Jerzy Sordyl, nowy trener Hejnału Kęty: "Na boisko nie wejdę"
Treść
Najstarsi kibice nie pamiętają takiego kryzysu, jaki obecnie w V lidze wadowickiej przechodzą piłkarze Hejnału Kęty, otwierający strefę spadkową, czyli zajmują czwarte miejsce od końca. Takie pojęcie zacznie się pojawiać coraz częściej. Za piłkarzami już połowa rundy jesiennej, albo, jak kto woli, jedna czwarta sezonu. Pora więc na pierwsze wnioski. W Hejnale zmieniono trenera. Grzegorza Mleczkę zastąpił Jerzy Sordyl.
W Hejnale nie preferują szybkich zmian trenerów, kiedy tylko mecz czy dwa drużynie nie wyjdzie. Grzegorz Mleczko już pod koniec poprzedniego sezonu, po kompromitującej porażce w Nowej Wsi chciał odejść, ale prezes Marian Kubajak na to nie pozwolił. Tym razem kryzys jest głębszy. Pięć porażek z rzędu, i ani jednego punktu na własnym boisku. Grzegorz Mleczko po raz kolejny złożył dymisję i tym razem została ona przyjęta.
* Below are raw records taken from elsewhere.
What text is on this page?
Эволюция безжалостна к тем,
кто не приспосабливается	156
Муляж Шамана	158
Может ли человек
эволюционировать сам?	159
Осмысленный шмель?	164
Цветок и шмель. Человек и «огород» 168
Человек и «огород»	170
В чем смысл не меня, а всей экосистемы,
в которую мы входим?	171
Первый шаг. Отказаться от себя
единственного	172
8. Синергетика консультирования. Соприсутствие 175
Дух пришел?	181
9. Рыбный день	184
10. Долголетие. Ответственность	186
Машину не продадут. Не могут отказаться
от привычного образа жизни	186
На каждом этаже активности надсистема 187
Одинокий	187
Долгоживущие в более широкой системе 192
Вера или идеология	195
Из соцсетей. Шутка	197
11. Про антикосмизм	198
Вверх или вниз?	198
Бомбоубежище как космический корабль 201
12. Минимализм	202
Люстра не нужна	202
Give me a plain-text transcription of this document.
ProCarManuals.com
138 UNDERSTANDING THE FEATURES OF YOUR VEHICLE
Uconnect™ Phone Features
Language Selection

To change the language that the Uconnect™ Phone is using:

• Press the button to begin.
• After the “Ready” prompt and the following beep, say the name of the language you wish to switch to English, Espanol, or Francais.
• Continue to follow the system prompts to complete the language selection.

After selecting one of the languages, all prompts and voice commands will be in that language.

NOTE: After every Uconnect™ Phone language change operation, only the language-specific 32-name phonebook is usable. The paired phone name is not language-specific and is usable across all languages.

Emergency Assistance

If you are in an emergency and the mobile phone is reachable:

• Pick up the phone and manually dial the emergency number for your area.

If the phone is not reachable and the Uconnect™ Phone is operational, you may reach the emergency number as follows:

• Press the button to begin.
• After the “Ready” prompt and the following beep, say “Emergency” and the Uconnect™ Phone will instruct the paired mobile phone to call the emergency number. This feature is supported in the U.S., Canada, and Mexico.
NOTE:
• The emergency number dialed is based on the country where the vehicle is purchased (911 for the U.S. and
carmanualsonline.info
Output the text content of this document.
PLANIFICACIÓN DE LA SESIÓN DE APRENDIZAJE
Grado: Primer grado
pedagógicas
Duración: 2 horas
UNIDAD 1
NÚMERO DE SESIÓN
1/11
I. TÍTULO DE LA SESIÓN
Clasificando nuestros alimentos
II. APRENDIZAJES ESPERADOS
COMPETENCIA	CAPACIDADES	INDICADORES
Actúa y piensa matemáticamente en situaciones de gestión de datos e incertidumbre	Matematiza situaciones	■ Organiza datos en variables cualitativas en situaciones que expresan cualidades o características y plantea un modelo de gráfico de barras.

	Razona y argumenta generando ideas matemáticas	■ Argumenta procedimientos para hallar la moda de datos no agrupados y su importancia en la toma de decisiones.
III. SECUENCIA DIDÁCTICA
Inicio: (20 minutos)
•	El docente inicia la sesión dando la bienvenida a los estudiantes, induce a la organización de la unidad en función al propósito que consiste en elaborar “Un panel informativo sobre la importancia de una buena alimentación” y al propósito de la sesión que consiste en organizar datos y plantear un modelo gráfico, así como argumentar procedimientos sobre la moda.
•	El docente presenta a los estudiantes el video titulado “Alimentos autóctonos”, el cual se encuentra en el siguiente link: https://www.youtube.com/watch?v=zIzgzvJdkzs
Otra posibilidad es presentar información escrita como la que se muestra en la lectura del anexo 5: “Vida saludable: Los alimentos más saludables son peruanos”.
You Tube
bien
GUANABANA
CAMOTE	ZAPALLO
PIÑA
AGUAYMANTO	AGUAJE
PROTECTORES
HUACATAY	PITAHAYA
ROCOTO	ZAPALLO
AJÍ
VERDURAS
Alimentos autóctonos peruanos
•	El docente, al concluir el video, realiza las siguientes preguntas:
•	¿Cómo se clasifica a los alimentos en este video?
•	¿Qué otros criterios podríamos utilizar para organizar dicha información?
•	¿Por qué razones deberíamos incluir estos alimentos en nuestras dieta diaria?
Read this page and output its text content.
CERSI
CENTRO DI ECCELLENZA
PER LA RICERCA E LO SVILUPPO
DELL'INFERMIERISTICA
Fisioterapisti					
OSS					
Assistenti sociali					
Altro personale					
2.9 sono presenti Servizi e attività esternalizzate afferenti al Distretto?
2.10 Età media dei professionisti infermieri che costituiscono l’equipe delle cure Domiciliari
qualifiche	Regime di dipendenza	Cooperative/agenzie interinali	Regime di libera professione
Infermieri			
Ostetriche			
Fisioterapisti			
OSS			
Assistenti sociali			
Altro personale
Jerzy Sordyl jest wychowankiem Hejnału Kęty, ale w od dłuższego czasu nie miał kontaktu z futbolem w Małopolsce. Przez ostatnich 5 lat prowadził Czaniec, z którym awansował do bielskiej "okręgówki" i uczynił z niego czołowy zespół tych rozgrywek. - Niech nikt nie wyobraża sobie, że wraz z moim przyjściem, Hejnał zacznie wygrywać jak na zawołanie, niczym za dotknięciem czarodziejskiej różdżki - mówi trener Hejnału Jerzy Sordyl. - Nie ma złotego środka na wyjście z kryzysu. Nie znają go nawet w Realu Madryt. Po prostu trzeba pracować, pracować i jeszcze raz pracować - dodaje szkoleniowiec.
Przed Hejnałem wyjazdowy mecz z Żarkiem Barwałd, czyli z gatunku tych za sześć punktów. - Muszę najpierw poznać zespół. Mieszkam wprawdzie w Kętach, ale ostatnio rzadko zaglądałem na stadion - przyznaje szkoleniowiec. - Z czasów, kiedy byłem jeszcze zawodnikiem Hejnału, z obecnej kadry grywałem z Włodkiem Kowalczykiem, Robertem Młockiem i Darkiem Szymalskim. Ten ostatni walczył wtedy o miejsce między słupkami. Widzę, że w okolicach, jest moda na powroty na boisko rutyniarzy, jak choćby 42-letniego Adama Szlachty do Pasjonata Dankowice, ale ja na pewno w strój piłkarza nie wskoczę - kończy Jerzy Sordyl.
Piłkarze jednak swoje wiedzą. - Jurek Sordyl kiedyś już wyciągnął zespół z głębokiego kryzysu. Tym razem także musi mu się udać - ma nadzieję Włodzimierz Kowalczyk, który w ostatnim meczu, w trybie awaryjnym prowadził zespół.
(zab)
Wizytówka trenera
Jerzy Sordyl jest wychowankiem Hejnału Kęty. W seniorach debiutował w 1978 roku. Mistrz klasy okręgowej (89/90). Zaliczył występy w IV lidze (90/91) i III lidze śląskiej (91/92). Był drugim trenerem Hejnału z sezonie 92/93.